The yellowfin cutthroat trout (Oncorhynchus clarkii macdonaldi) is an extinct subspecies or variety of the cutthroat trout, a North American freshwater fish.

==Natural history==
At the end of the last ice-age boulders and clay moraine blocked off a tributary of the headwaters of the Arkansas River in what is now the state of Colorado. The two lakes which formed were named the "Twin Lakes" by the area's settlers. Both lakes held small greenback cutthroat trout from the early days of the Wild West, but in the mid-1880s reports circulated of much larger trout, up to 10 lb in weight, with bright yellow fins. Recent research has speculated that the yellowfin cutthroat may have been native to the entire Arkansas River basin, not just Twin Lakes.

==Discovery and naming==
In July 1889, Professor David Starr Jordan and G. R. Fisher visited Twin Lakes and published their discoveries in the 1891 Bulletin of the United States Fish Commission. They found both the greenback and what they proclaimed to be a new species the "yellowfin cutthroat". In the species description, published in the 1890 edition of the Proceedings of the United States National Museum, Jordan and Evermann described the fish as follows: Color, silvery olive; a broad lemon yellow shade along the sides, lower fins bright golden yellow in life, no red anywhere except the deep red dash on each side of the throat. The subspecies was scientifically named macdonaldi after the US Fish Commissioner, Marshall McDonald.

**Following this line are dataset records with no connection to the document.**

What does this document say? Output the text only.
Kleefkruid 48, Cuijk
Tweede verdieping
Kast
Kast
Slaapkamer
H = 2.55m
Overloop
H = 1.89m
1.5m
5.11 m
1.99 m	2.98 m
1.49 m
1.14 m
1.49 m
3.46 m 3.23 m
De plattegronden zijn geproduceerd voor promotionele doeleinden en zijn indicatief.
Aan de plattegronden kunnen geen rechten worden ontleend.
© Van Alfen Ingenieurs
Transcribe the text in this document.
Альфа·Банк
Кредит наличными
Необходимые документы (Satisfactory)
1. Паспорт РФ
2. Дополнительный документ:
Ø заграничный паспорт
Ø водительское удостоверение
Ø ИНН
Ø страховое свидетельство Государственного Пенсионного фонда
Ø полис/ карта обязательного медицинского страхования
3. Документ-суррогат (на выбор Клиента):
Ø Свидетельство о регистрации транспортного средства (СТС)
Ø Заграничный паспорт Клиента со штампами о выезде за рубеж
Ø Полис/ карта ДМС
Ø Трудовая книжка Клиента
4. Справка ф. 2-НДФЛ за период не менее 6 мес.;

Jordan's specimens were re-examined by the fisheries biologist Robert J. Behnke, who commented, "I have no doubt that Jordan was correct; the yellowfin trout and the greenback trout from Twin Lakes were two distinct groups of cutthroat trout".

==Extinction==

Until about 1903, greenback and yellowfin cutthroats survived together in Twin Lakes, the populations remaining isolated as both breeders and feeders. The end for the yellowfin cutthroat came soon after the introduction of the rainbow trout to Twin Lakes. The greenback population interbred with the rainbows, resulting in cutbows, but the yellowfin disappeared completely. The yellowfin is now extinct.